Vorschriften/Leitlinien für Gutachter seitens des Rententrägers

von
Atrium

Ich wurde im Rahmen einer Erwerbsmindersungsrente (psychiatrich/neurologisch) begutachtet. Ich habe mich intensiv darauf vorbereitet und mich auch viel mit anderen Betroffenen dazu ausgetauscht. Letztlich lief die Begutachtung ganz anders ab, al ich es mir erwaretet habe und bei mir bleiben viel Verwunderung und eine zentrale Frage:

Gibt es für die Gutachter eigentlich Vorschriftenbfür ein neurologisch/psychiatrisches Gutachten seitens der Rententräger?
Also eine Art Anweisung in welchem Rahmen und Umfang die Begutachtung stattfinden sollte bzw. welche Untersuchungen durchgeführt und Fragestellungen berücksichtigt werden sollten?
Auf der Internetseite der Deutschen Rentenversicherung finde ich zwar sehr umfassende Leitlinien für die
sozialmedizinische Begutachtung, aber von den dort angegebenen Aspekten kann ich jedenfalls in meiner Begutachtung nichts wiederfinden.

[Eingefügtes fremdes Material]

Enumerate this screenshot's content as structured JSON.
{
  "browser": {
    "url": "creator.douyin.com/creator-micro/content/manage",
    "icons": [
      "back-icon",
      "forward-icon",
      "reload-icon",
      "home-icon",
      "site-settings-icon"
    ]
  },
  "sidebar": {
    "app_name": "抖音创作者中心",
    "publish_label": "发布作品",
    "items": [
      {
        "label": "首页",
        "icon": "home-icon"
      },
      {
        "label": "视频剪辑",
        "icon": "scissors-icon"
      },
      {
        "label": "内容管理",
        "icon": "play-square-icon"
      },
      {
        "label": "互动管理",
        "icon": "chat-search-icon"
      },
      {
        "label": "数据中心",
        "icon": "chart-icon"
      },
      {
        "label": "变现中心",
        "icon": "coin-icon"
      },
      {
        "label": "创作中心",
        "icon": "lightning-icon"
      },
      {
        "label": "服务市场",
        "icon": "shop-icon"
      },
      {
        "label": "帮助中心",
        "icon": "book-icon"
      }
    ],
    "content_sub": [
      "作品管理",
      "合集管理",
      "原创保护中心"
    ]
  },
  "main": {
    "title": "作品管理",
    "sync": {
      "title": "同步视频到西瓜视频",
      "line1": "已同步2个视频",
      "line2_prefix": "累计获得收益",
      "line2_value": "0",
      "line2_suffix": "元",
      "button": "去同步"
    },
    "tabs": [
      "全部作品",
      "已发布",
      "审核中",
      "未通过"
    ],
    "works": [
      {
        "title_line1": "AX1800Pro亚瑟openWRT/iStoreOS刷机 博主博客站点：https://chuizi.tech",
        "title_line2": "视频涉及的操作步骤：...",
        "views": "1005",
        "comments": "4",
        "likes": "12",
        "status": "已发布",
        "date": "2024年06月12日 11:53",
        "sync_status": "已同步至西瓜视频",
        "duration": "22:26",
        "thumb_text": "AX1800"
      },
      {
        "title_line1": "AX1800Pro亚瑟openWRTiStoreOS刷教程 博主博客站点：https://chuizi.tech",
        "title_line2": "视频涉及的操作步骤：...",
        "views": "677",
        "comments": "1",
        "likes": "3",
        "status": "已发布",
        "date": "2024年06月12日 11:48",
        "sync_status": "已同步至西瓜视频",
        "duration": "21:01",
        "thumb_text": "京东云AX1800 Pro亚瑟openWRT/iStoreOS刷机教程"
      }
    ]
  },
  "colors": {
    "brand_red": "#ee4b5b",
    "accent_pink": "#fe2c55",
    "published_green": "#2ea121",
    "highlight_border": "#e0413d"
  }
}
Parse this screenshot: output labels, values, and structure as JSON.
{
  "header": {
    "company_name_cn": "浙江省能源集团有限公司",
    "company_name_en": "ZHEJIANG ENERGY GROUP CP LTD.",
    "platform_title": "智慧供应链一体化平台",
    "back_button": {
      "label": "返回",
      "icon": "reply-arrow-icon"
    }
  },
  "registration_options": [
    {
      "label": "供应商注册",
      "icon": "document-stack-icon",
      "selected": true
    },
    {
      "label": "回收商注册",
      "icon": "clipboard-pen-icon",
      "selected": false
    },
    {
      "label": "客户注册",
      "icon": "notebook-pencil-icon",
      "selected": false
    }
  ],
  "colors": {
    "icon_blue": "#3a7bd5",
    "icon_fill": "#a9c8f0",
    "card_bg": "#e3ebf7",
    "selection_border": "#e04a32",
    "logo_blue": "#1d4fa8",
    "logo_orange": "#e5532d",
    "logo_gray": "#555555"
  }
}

Die Praxis berief sich immer wieder auf "Vorschriften", wenn es um das Beisein einer Begleitperson ging. Welche Vorschriften können hier gemeint sein? In den Leitlinien finde ich hierzu nix.

Und ist es richtig, dass in einer Begutachtung zur Erwerbsminderungsrente nicht über die eigentliche Arbeit oder die aktuellen Einschränkungen/Probleme gesprochen wird? Ich wurde auch nicht gefragt, ob ich mir zutraue wieder zu arbeiten oder wann ich wieder arbeiten möchte. Auch die Untersuchung im Vorfeld bringe ich nicht mit meiner Erkankung überein.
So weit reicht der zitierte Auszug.